Streit um Deutschlands neues Wehrmodell eskaliert vor Koalitionsgipfel
Jonas SeifertSPD besteht auf freiwilligem Wehrdienst: 'Deutlich kommuniziert' - Streit um Deutschlands neues Wehrmodell eskaliert vor Koalitionsgipfel
Der Streit um das neue Wehrmodell Deutschlands hat sich vor einem entscheidenden Koalitionstreffen weiter zugespitzt. Der Plan der Bundesregierung, der im Januar 2026 in Kraft treten soll, setzt auf freiwillige Rekrutierung, sieht aber vor, im Falle von Personalengpässen die Wehrpflicht wieder einzuführen.

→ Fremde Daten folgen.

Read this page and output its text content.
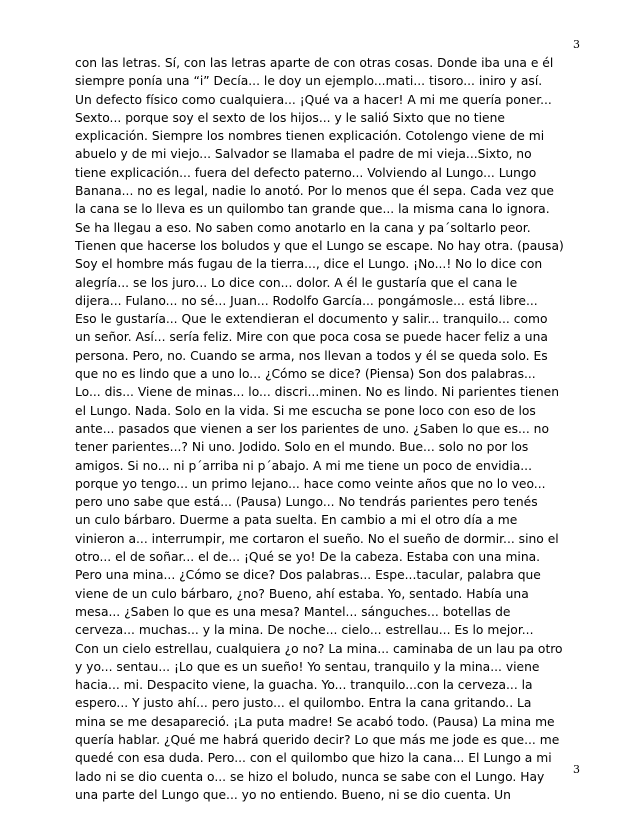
3
con las letras. Sí, con las letras aparte de con otras cosas. Donde iba una e él
siempre ponía una “i” Decía... le doy un ejemplo...mati... tisoro... iniro y así.
Un defecto físico como cualquiera... ¡Qué va a hacer! A mi me quería poner...
Sexto... porque soy el sexto de los hijos... y le salió Sixto que no tiene
explicación. Siempre los nombres tienen explicación. Cotolengo viene de mi
abuelo y de mi viejo... Salvador se llamaba el padre de mi vieja...Sixto, no
tiene explicación... fuera del defecto paterno... Volviendo al Lungo... Lungo
Banana... no es legal, nadie lo anotó. Por lo menos que él sepa. Cada vez que
la cana se lo lleva es un quilombo tan grande que... la misma cana lo ignora.
Se ha llegau a eso. No saben como anotarlo en la cana y pa´soltarlo peor.
Tienen que hacerse los boludos y que el Lungo se escape. No hay otra. (pausa)
Soy el hombre más fugau de la tierra..., dice el Lungo. ¡No...! No lo dice con
alegría... se los juro... Lo dice con... dolor. A él le gustaría que el cana le
dijera... Fulano... no sé... Juan... Rodolfo García... pongámosle... está libre...
Eso le gustaría... Que le extendieran el documento y salir... tranquilo... como
un señor. Así... sería feliz. Mire con que poca cosa se puede hacer feliz a una
persona. Pero, no. Cuando se arma, nos llevan a todos y él se queda solo. Es
que no es lindo que a uno lo... ¿Cómo se dice? (Piensa) Son dos palabras...
Lo... dis... Viene de minas... lo... discri...minen. No es lindo. Ni parientes tienen
el Lungo. Nada. Solo en la vida. Si me escucha se pone loco con eso de los
ante... pasados que vienen a ser los parientes de uno. ¿Saben lo que es... no
tener parientes...? Ni uno. Jodido. Solo en el mundo. Bue... solo no por los
amigos. Si no... ni p´arriba ni p´abajo. A mi me tiene un poco de envidia...
porque yo tengo... un primo lejano... hace como veinte años que no lo veo...
pero uno sabe que está... (Pausa) Lungo... No tendrás parientes pero tenés
un culo bárbaro. Duerme a pata suelta. En cambio a mi el otro día a me
vinieron a... interrumpir, me cortaron el sueño. No el sueño de dormir... sino el
otro... el de soñar... el de... ¡Qué se yo! De la cabeza. Estaba con una mina.
Pero una mina... ¿Cómo se dice? Dos palabras... Espe...tacular, palabra que
viene de un culo bárbaro, ¿no? Bueno, ahí estaba. Yo, sentado. Había una
mesa... ¿Saben lo que es una mesa? Mantel... sánguches... botellas de
cerveza... muchas... y la mina. De noche... cielo... estrellau... Es lo mejor...
Con un cielo estrellau, cualquiera ¿o no? La mina... caminaba de un lau pa otro
y yo... sentau... ¡Lo que es un sueño! Yo sentau, tranquilo y la mina... viene
hacia... mi. Despacito viene, la guacha. Yo... tranquilo...con la cerveza... la
espero... Y justo ahí... pero justo... el quilombo. Entra la cana gritando.. La
mina se me desapareció. ¡La puta madre! Se acabó todo. (Pausa) La mina me
quería hablar. ¿Qué me habrá querido decir? Lo que más me jode es que... me
quedé con esa duda. Pero... con el quilombo que hizo la cana... El Lungo a mi
lado ni se dio cuenta o... se hizo el boludo, nunca se sabe con el Lungo. Hay
una parte del Lungo que... yo no entiendo. Bueno, ni se dio cuenta. Un
3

Kritiker aus SPD und Union streiten darüber, ob das Modell freiwillig bleiben oder eine generelle Dienstpflicht vorschreiben soll.

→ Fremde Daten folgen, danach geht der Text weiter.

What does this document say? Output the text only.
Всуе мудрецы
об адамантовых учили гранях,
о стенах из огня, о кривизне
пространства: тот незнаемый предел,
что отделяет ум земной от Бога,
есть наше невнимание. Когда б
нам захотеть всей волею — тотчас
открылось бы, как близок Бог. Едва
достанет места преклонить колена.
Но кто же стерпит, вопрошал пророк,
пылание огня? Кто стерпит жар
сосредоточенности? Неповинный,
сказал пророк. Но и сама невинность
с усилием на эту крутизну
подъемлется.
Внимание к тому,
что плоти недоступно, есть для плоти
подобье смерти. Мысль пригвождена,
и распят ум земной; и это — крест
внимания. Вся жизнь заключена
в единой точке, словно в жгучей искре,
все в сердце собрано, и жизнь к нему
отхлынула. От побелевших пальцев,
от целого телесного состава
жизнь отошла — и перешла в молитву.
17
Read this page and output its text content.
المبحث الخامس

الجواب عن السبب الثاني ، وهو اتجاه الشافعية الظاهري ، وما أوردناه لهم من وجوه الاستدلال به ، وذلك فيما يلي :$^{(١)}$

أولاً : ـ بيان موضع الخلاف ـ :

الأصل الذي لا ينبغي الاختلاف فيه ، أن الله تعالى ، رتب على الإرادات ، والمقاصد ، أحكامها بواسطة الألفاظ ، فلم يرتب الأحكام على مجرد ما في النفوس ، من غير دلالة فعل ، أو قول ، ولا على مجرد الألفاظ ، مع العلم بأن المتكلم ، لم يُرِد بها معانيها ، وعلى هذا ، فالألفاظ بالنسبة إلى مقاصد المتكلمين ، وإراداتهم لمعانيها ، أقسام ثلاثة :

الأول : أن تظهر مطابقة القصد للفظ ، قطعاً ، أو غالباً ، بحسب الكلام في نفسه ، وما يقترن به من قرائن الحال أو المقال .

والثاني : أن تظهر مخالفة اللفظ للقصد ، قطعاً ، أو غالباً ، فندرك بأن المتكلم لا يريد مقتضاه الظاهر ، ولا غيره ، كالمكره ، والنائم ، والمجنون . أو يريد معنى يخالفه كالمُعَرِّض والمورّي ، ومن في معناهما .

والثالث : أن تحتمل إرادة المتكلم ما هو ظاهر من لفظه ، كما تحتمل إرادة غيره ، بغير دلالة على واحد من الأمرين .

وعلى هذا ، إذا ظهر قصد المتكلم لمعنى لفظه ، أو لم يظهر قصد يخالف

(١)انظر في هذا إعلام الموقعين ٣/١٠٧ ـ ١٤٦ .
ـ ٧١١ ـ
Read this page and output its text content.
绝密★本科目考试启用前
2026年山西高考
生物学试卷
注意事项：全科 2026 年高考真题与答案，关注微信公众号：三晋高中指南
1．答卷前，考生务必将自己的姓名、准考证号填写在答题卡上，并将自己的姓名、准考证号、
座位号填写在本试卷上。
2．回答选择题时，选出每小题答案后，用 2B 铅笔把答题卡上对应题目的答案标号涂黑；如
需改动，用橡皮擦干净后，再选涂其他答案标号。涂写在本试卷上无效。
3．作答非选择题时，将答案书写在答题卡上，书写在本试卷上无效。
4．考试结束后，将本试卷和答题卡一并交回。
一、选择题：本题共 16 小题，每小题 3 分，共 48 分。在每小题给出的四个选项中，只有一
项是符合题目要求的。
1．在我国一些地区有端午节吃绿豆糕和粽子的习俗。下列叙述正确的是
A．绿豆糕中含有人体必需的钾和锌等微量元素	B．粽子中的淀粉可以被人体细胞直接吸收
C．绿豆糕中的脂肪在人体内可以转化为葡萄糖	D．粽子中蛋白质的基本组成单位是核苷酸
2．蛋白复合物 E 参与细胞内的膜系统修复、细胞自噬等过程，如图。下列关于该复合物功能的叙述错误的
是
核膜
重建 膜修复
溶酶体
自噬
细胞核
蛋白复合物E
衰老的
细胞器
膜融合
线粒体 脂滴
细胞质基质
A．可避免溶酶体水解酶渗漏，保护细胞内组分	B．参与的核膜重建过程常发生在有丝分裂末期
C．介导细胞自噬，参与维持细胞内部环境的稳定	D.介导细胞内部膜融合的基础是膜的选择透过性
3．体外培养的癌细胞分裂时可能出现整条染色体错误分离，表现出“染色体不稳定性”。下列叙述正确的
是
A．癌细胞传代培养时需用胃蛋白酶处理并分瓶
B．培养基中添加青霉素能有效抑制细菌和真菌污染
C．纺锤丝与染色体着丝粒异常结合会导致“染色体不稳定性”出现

Das umstrittene Wehrpflichtgesetz der Regierung, das im August verabschiedet wurde, verpflichtet alle ab 2008 geborenen 18-jährigen Männer, einen Fragebogen auszufüllen und zu Musterungen zu erscheinen. Zwar ist die Teilnahme zunächst freiwillig, doch könnte die Wehrpflicht aktiviert werden, falls die Rekrutierungsziele verfehlt werden. Bis Ende Februar 2026 hatte die Bundeswehr 16.100 Bewerbungen erhalten – ein Anstieg um 20 Prozent – und 5.300 neue Soldaten eingestellt, 14 Prozent mehr als in vorherigen Zeiträumen. Weitere 13.400 Rekruten befanden sich bereits im freiwilligen Kurzzeittdienst, was einem Plus von 15 Prozent entspricht.

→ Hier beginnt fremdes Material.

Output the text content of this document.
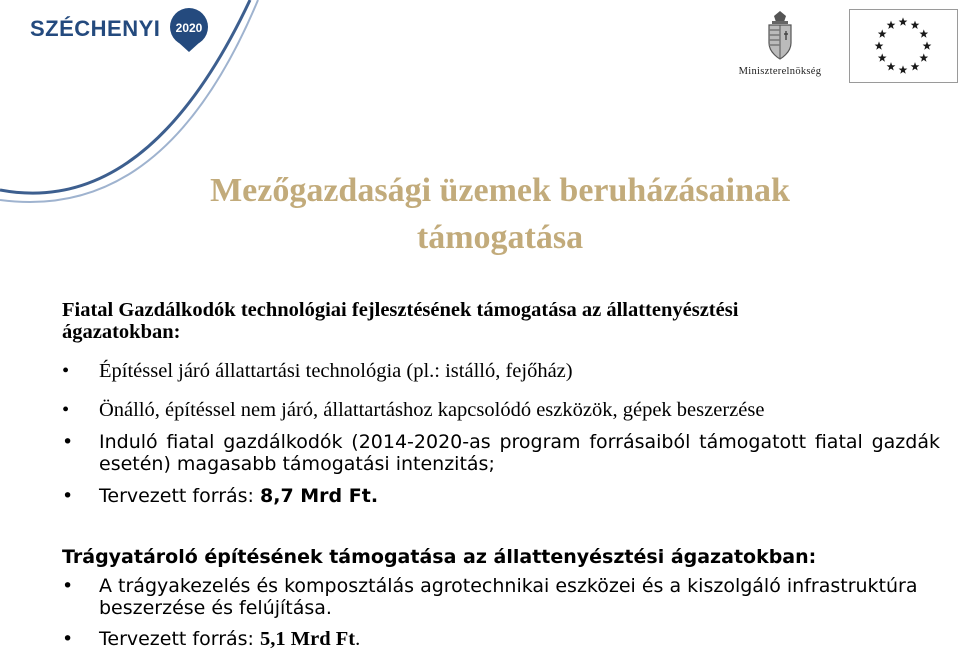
SZÉCHENYI 2020
Miniszterelnökség
Mezőgazdasági üzemek beruházásainak
támogatása
Fiatal Gazdálkodók technológiai fejlesztésének támogatása az állattenyésztési
ágazatokban:
• Építéssel járó állattartási technológia (pl.: istálló, fejőház)
• Önálló, építéssel nem járó, állattartáshoz kapcsolódó eszközök, gépek beszerzése
• Induló fiatal gazdálkodók (2014-2020-as program forrásaiból támogatott fiatal gazdák esetén) magasabb támogatási intenzitás;
• Tervezett forrás: 8,7 Mrd Ft.
Trágyatároló építésének támogatása az állattenyésztési ágazatokban:
• A trágyakezelés és komposztálás agrotechnikai eszközei és a kiszolgáló infrastruktúra beszerzése és felújítása.
• Tervezett forrás: 5,1 Mrd Ft.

Die SPD bleibt bei ihrer Ablehnung einer Dienstpflicht. Die stellvertretende Fraktionsvorsitzende Siemtje Möller drängte auf eine zügige Verabschiedung des Gesetzes, um noch in diesem Jahr mit der Rekrutierung beginnen zu können. SPD-Generalsekretär Tim Klußendorf kritisierte Forderungen nach einer Wehrpflicht als politisch unglaubwürdig und verwies auf die Verunsicherung unter jungen Menschen.
Unterdessen wird der Widerstand aus der Union lauter. CSU-Chef Markus Söder bezeichnete das freiwillige Modell als "halbherzig" und bekräftigte vor dem Koalitionsgipfel am Mittwoch seine Unterstützung für die Wehrpflicht. Auch Bundesaußenminister Johann Wadephul sprach sich für eine Dienstpflicht aus und stellte infrage, ob der aktuelle Ansatz die langfristigen Ziele der Bundeswehr erfüllen könne. Die Regierung strebt an, die Truppe von derzeit 186.200 auf 260.000 bis 270.000 Soldatinnen und Soldaten bis Mitte der 2030er-Jahre zu vergrößern – durch die jährliche Gewinnung von rund 20.000 Freiwilligen.
Die Debatte über die Wehrform wird die künftige Personalstrategie der Bundeswehr prägen. Mit dem Inkrafttreten des Gesetzes 2026 muss die Regierung abwägen zwischen freiwilliger Teilnahme und dem Risiko, bei verfehlten Zielen doch zur Wehrpflicht greifen zu müssen. Die Entscheidung wird zeigen, ob die geplante Truppenvergrößerung ohne Zwangsmaßnahmen gelingen kann.